By the 1930s, a combination of the Great Depression and the birth of commercial air travel meant that despite a gradual increase, departure rates never quite reached the same levels of the early 1910s.
As global tensions rose throughout the 1930s, the number of departures began to decrease again rapidly in 1938. As with the First World War, the Second World War put a virtual stop on overseas civilian travel as German U boats patrolled the Channel and North Atlantic. After significant yearly drops, departures fell to just over 10,000 in 1944, the lowest rate in the six decades covered by these records.

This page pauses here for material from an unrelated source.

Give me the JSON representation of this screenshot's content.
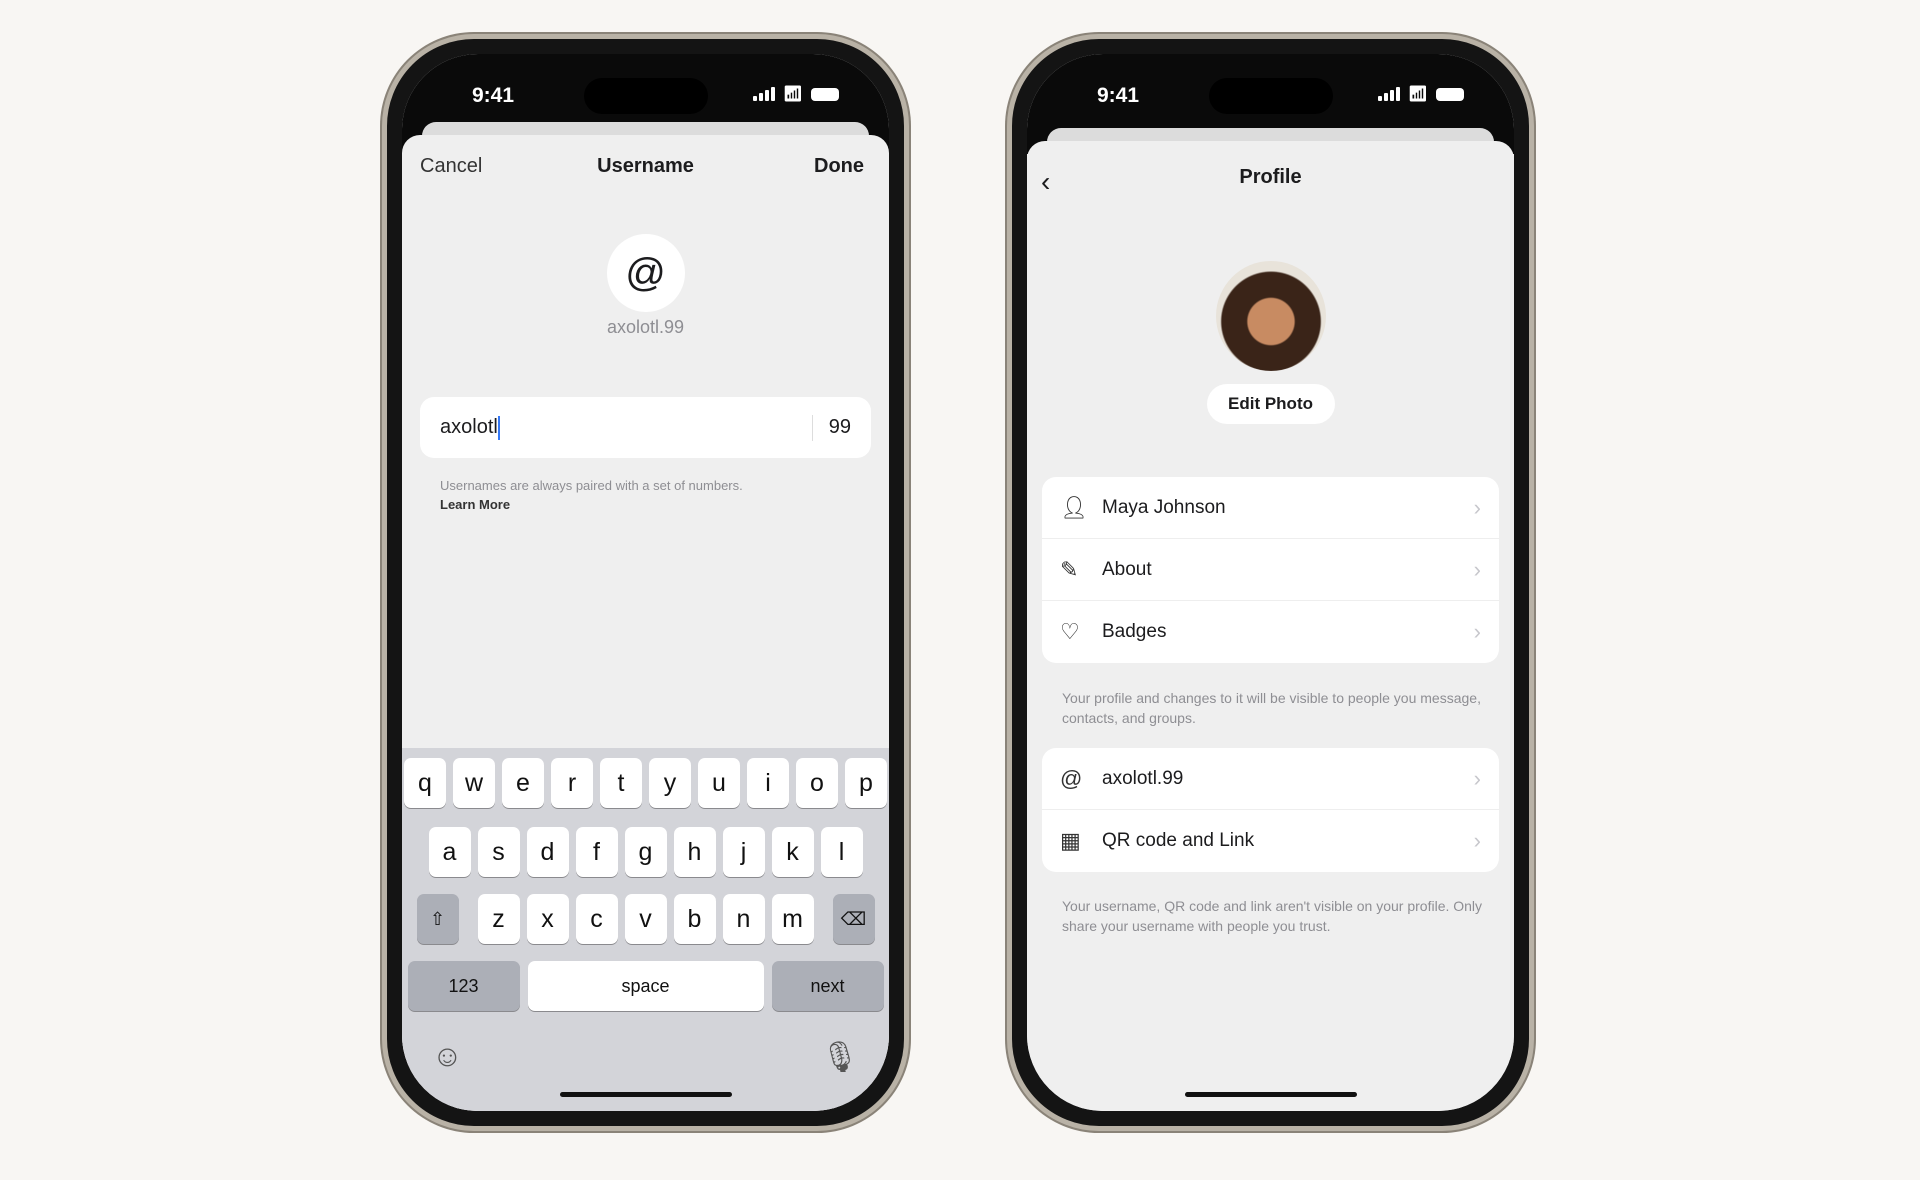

After Germany and her allies were defeated in 1945, the number of passengers leaving Britain and Ireland by sea once again rose sharply but, by the mid 1950s, commercial air travel was here to stay.
Britain’s busiest ports
Analysis of the data has also revealed how after decades of topping the charts, Liverpool was suddenly overtaken as the top port of departure following the Second World War. Between 1890 and 1930, Liverpool’s position as the UK’s busiest port went unchallenged with more than twice the number departures recorded by its nearest competitors. This was not to last as “The Second City of the British Empire” was overtaken by Southampton in the 1940s and London in the 1950s.
This marked the dramatic decline of over century of travel out of the city as, between 1830 and 1930, just under a quarter of the 40 million passengers who left Europe for the New World sailed from Liverpool, then the largest emigration port in the world.